Mushroom production was discussed, and although those described all grow in tropical conditions (38 C), some grow at 15 to 22 C and so are suitable for higher altitudes, The spent compost is a good material for biogas production and is now being evaluated as a feed for ruminant animals. In the mushroomgrowing areas in the Philippines, as much as 85 per cent of the available organic residues is used.
A question was asked about the ability of the mushrooms to degrade the polyphenolic components of straw and their capacity to resist contamination by pathogens in open air cultivation. In reply it was said that the species used in the Philippines seems to degrade lignin quite extensively. Success in cultivation depends on the quality of the spawn: it must be highly viable and resistant to attack by other organisms.

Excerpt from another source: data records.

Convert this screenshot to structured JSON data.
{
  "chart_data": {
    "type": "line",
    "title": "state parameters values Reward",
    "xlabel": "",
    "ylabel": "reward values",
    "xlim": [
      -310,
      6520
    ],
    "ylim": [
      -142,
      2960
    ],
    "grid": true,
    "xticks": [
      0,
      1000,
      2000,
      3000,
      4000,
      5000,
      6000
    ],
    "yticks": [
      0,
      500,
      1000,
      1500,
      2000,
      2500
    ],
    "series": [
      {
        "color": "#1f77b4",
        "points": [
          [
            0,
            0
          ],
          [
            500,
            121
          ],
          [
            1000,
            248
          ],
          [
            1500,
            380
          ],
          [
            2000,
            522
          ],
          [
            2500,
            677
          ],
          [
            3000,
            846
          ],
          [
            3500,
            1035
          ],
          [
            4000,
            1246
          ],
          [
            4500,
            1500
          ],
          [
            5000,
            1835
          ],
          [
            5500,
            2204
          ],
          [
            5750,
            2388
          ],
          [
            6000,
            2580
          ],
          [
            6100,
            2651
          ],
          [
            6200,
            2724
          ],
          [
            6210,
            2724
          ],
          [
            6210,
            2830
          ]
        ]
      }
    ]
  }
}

Several participants from different countries were critical of what they called bureaucratic red tape at both central and regional government levels. They considered this to be one of the main barriers to getting new systems and technology into the villages.
It was agreed, however, that if a new technology could be shown to be more profitable than existing practice it would be adopted by the farmer. The only way of convincing him is to prove it by practical demonstration. Technology cannot be transferred on the basis of a theoretical discussion.